Determination of selective laser melting process parameters of tungsten carbide powders coated with nickel via electroless plating for improved interface properties

Tungsten carbide powders are commonly used at various industrial applications due to their high hardness. However, these powders may exhibit low binding and processing challenges without a binder. Therefore, various binding methods such as electroless Ni coating are used to hold WC powders together, increase their processability and improve the mechanical properties of the final product. Electroless Ni plating plays an important role in the use of WC powders, especially in processes such as selective laser melting. The structural, tribological, and mechanical properties of parts manufactured by SLM method are significantly influenced by the parameters employed in the process. Hence, optimizing process variables is essential to unlock the full potential of this advanced manufacturing technique. The main objective of this study was to identify the optimum process parameters for the SLM method of WC-Ni composite powders, which were prepared by coating WC powder materials with electroless Ni. Experimental investigations focused on analyzing the laser power, scanning speed, and hatch spacing parameters.
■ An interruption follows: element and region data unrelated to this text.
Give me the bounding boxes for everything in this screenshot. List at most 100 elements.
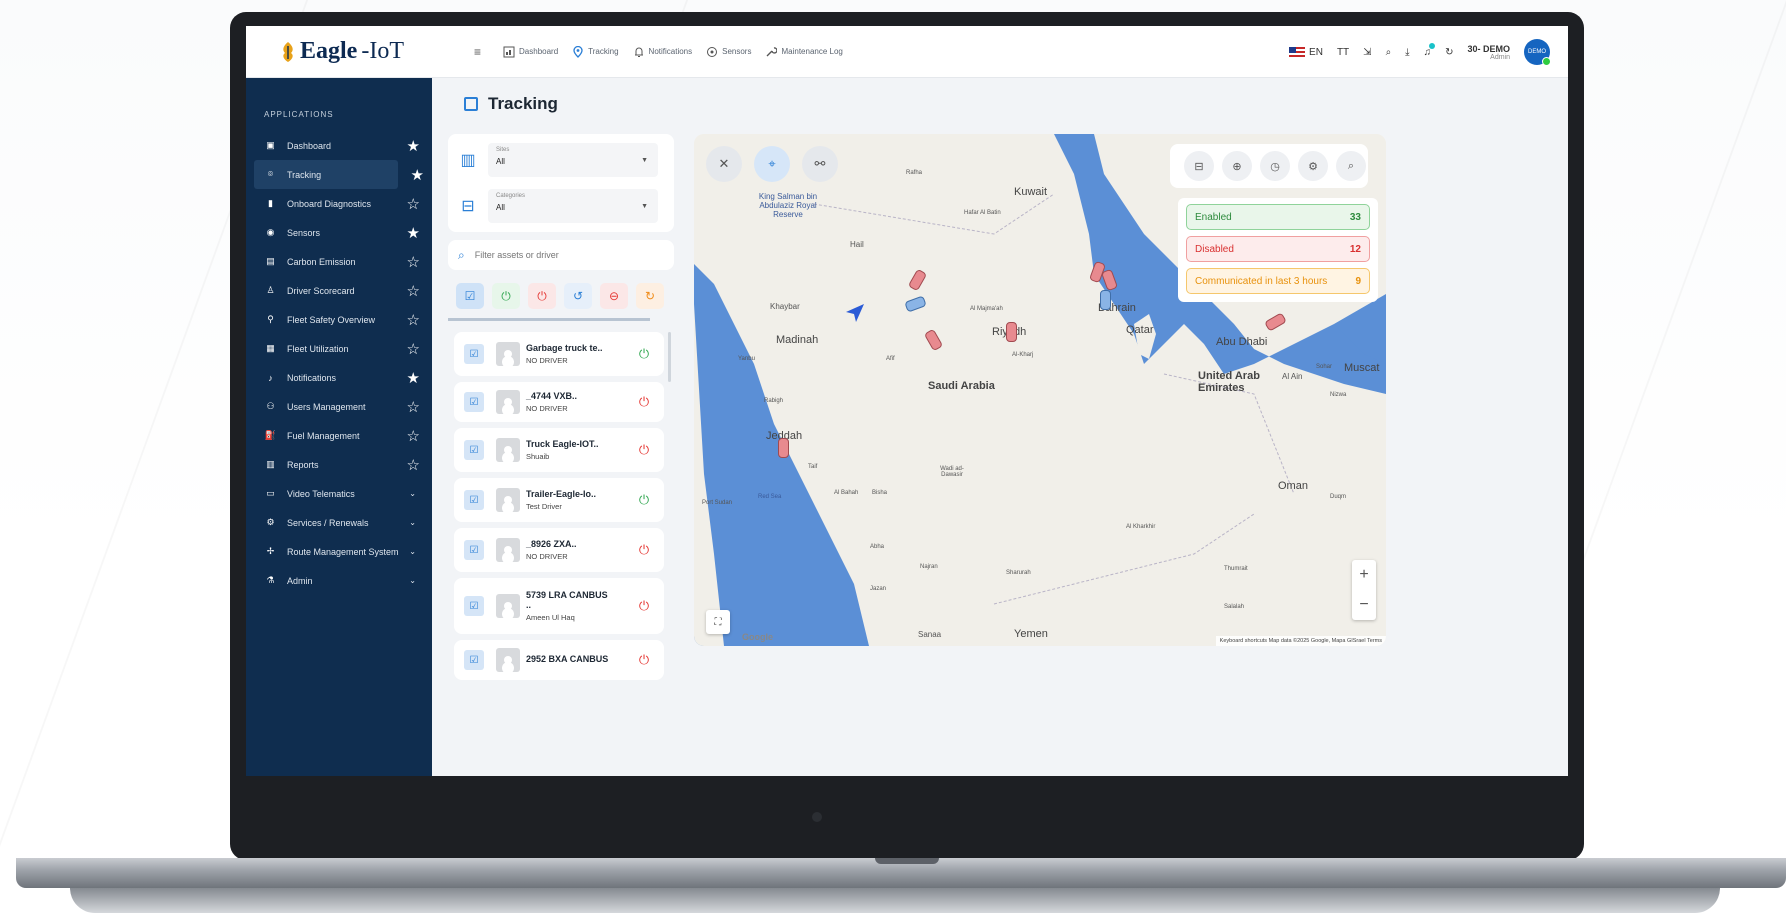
sidebar-item-dashboard[interactable]: ▣ Dashboard ★ <box>246 131 432 160</box>
filter-disabled-button[interactable]: ⊖ <box>600 283 628 309</box>
list-item[interactable]: ☑ _8926 ZXA.. NO DRIVER ⏻ <box>454 528 664 572</box>
notification-bell-icon[interactable]: ♫ <box>1424 42 1435 58</box>
sidebar-item-sensors[interactable]: ◉ Sensors ★ <box>246 218 432 247</box>
avatar[interactable]: DEMO <box>1524 39 1551 66</box>
sidebar-item-users[interactable]: ⚇ Users Management ☆ <box>246 392 432 421</box>
list-item[interactable]: ☑ Truck Eagle-IOT.. Shuaib ⏻ <box>454 428 664 472</box>
collapse-icon[interactable]: ⇲ <box>1363 47 1371 58</box>
menu-toggle-icon[interactable]: ≡ <box>474 45 481 59</box>
sidebar-item-label: Carbon Emission <box>287 256 356 267</box>
checkbox[interactable]: ☑ <box>464 540 484 560</box>
topnav-notifications[interactable]: Notifications <box>633 46 692 58</box>
sidebar-item-notifications[interactable]: ♪ Notifications ★ <box>246 363 432 392</box>
text-size-icon[interactable]: TT <box>1337 47 1349 58</box>
chevron-down-icon[interactable]: ⌄ <box>409 489 416 498</box>
list-item[interactable]: ☑ Trailer-Eagle-Io.. Test Driver ⏻ <box>454 478 664 522</box>
brand-logo[interactable]: Eagle -IoT <box>246 26 456 78</box>
favorite-star-icon[interactable]: ☆ <box>407 456 420 474</box>
language-label: EN <box>1309 46 1323 58</box>
laptop-base-bottom <box>70 888 1720 913</box>
sidebar-item-fleet-utilization[interactable]: ▦ Fleet Utilization ☆ <box>246 334 432 363</box>
map-tool-measure[interactable]: ✕ <box>706 146 742 182</box>
sidebar-item-services[interactable]: ⚙ Services / Renewals ⌄ <box>246 508 432 537</box>
vehicle-marker[interactable] <box>1006 322 1017 342</box>
sidebar-item-fleet-safety[interactable]: ⚲ Fleet Safety Overview ☆ <box>246 305 432 334</box>
favorite-star-icon[interactable]: ☆ <box>407 311 420 329</box>
chevron-down-icon[interactable]: ⌄ <box>409 547 416 556</box>
language-selector[interactable]: EN <box>1289 47 1323 58</box>
status-disabled[interactable]: Disabled 12 <box>1186 236 1370 262</box>
sidebar-item-reports[interactable]: ▥ Reports ☆ <box>246 450 432 479</box>
zoom-control: + − <box>1352 560 1376 620</box>
settings-gear-icon[interactable]: ⚙ <box>1298 151 1328 181</box>
status-communicated[interactable]: Communicated in last 3 hours 9 <box>1186 268 1370 294</box>
zoom-in-button[interactable]: + <box>1359 566 1368 584</box>
filter-off-button[interactable]: ⏻ <box>528 283 556 309</box>
map-label-khaybar: Khaybar <box>770 302 800 311</box>
list-item[interactable]: ☑ 2952 BXA CANBUS ⏻ <box>454 640 664 680</box>
topnav-dashboard[interactable]: Dashboard <box>503 46 558 58</box>
list-item[interactable]: ☑ 5739 LRA CANBUS.. Ameen Ul Haq ⏻ <box>454 578 664 634</box>
sidebar-item-carbon[interactable]: ▤ Carbon Emission ☆ <box>246 247 432 276</box>
vehicle-marker[interactable] <box>778 438 789 458</box>
fullscreen-button[interactable]: ⛶ <box>706 610 730 634</box>
refresh-icon[interactable]: ↻ <box>1445 47 1453 58</box>
checkbox[interactable]: ☑ <box>464 650 484 670</box>
list-item[interactable]: ☑ _4744 VXB.. NO DRIVER ⏻ <box>454 382 664 422</box>
sidebar-item-diagnostics[interactable]: ▮ Onboard Diagnostics ☆ <box>246 189 432 218</box>
favorite-star-icon[interactable]: ★ <box>407 369 420 387</box>
locate-button[interactable]: ⌖ <box>754 146 790 182</box>
route-icon: ✢ <box>266 546 275 556</box>
filter-refresh-button[interactable]: ↻ <box>636 283 664 309</box>
sidebar-item-admin[interactable]: ⚗ Admin ⌄ <box>246 566 432 595</box>
list-item[interactable]: ☑ Garbage truck te.. NO DRIVER ⏻ <box>454 332 664 376</box>
select-all-button[interactable]: ☑ <box>456 283 484 309</box>
checkbox[interactable]: ☑ <box>464 344 484 364</box>
favorite-star-icon[interactable]: ☆ <box>407 427 420 445</box>
checkbox[interactable]: ☑ <box>464 440 484 460</box>
favorite-star-icon[interactable]: ☆ <box>407 340 420 358</box>
categories-select[interactable]: Categories All ▼ <box>488 189 658 223</box>
topnav-tracking[interactable]: Tracking <box>572 45 619 58</box>
tracking-map[interactable]: Kuwait Saudi Arabia United Arab Emirates… <box>694 134 1386 646</box>
search-icon[interactable]: ⌕ <box>1336 151 1366 181</box>
map-attribution[interactable]: Keyboard shortcuts Map data ©2025 Google… <box>1215 636 1386 646</box>
favorite-star-icon[interactable]: ☆ <box>407 253 420 271</box>
sidebar-item-tracking[interactable]: ⌾ Tracking ★ <box>254 160 424 189</box>
history-icon[interactable]: ◷ <box>1260 151 1290 181</box>
asset-search-input[interactable] <box>474 250 655 260</box>
topnav-sensors[interactable]: Sensors <box>706 46 751 58</box>
chevron-down-icon[interactable]: ⌄ <box>409 576 416 585</box>
sites-select[interactable]: Sites All ▼ <box>488 143 658 177</box>
checkbox[interactable]: ☑ <box>464 392 484 412</box>
vehicle-marker[interactable] <box>1100 290 1111 310</box>
favorite-star-icon[interactable]: ★ <box>407 137 420 155</box>
sidebar-item-route[interactable]: ✢ Route Management System ⌄ <box>246 537 432 566</box>
chevron-down-icon[interactable]: ⌄ <box>409 518 416 527</box>
checkbox[interactable]: ☑ <box>464 596 484 616</box>
filter-idle-button[interactable]: ↺ <box>564 283 592 309</box>
user-info[interactable]: 30- DEMO Admin <box>1467 44 1510 61</box>
sidebar-item-fuel[interactable]: ⛽ Fuel Management ☆ <box>246 421 432 450</box>
filter-on-button[interactable]: ⏻ <box>492 283 520 309</box>
map-label-albahah: Al Bahah <box>834 490 859 496</box>
favorite-star-icon[interactable]: ☆ <box>407 398 420 416</box>
vehicle-filter-icon[interactable]: ⊟ <box>1184 151 1214 181</box>
search-icon[interactable]: ⌕ <box>1386 47 1392 58</box>
favorite-star-icon[interactable]: ☆ <box>407 282 420 300</box>
status-enabled[interactable]: Enabled 33 <box>1186 204 1370 230</box>
asset-thumbnail <box>496 342 520 366</box>
zoom-out-button[interactable]: − <box>1359 596 1368 614</box>
status-enabled-label: Enabled <box>1195 211 1232 223</box>
favorite-star-icon[interactable]: ★ <box>407 224 420 242</box>
add-geofence-icon[interactable]: ⊕ <box>1222 151 1252 181</box>
download-icon[interactable]: ⤓ <box>1405 47 1409 58</box>
checkbox[interactable]: ☑ <box>464 490 484 510</box>
asset-list-scrollbar[interactable] <box>668 332 671 382</box>
favorite-star-icon[interactable]: ★ <box>411 166 424 184</box>
topnav-maintenance[interactable]: Maintenance Log <box>765 46 843 58</box>
sidebar-item-driver-scorecard[interactable]: ♙ Driver Scorecard ☆ <box>246 276 432 305</box>
sidebar-item-video[interactable]: ▭ Video Telematics ⌄ <box>246 479 432 508</box>
map-tool-route[interactable]: ⚯ <box>802 146 838 182</box>
favorite-star-icon[interactable]: ☆ <box>407 195 420 213</box>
The effects of these parameters on the mechanical and tribological properties of WC-Ni composite material were investigated using microhardness tester, tribometer device, optical microscope, 3D optical profilometer and scanning electron microscope. Eventually, it was determined that the manufacturing parameters employed in the SLM method had a significant impact on relative density, microstructure, surface roughness, hardness, and tribological properties. Samples exhibited a relative density of nearly 99%, and the highest observed hardness value was 1962 HV. This article supports a specialized SLM manufacturing process developed specifically to enhance durability and performance across a broad spectrum of industrial applications through interface improvement and the optimization of manufacturing parameters.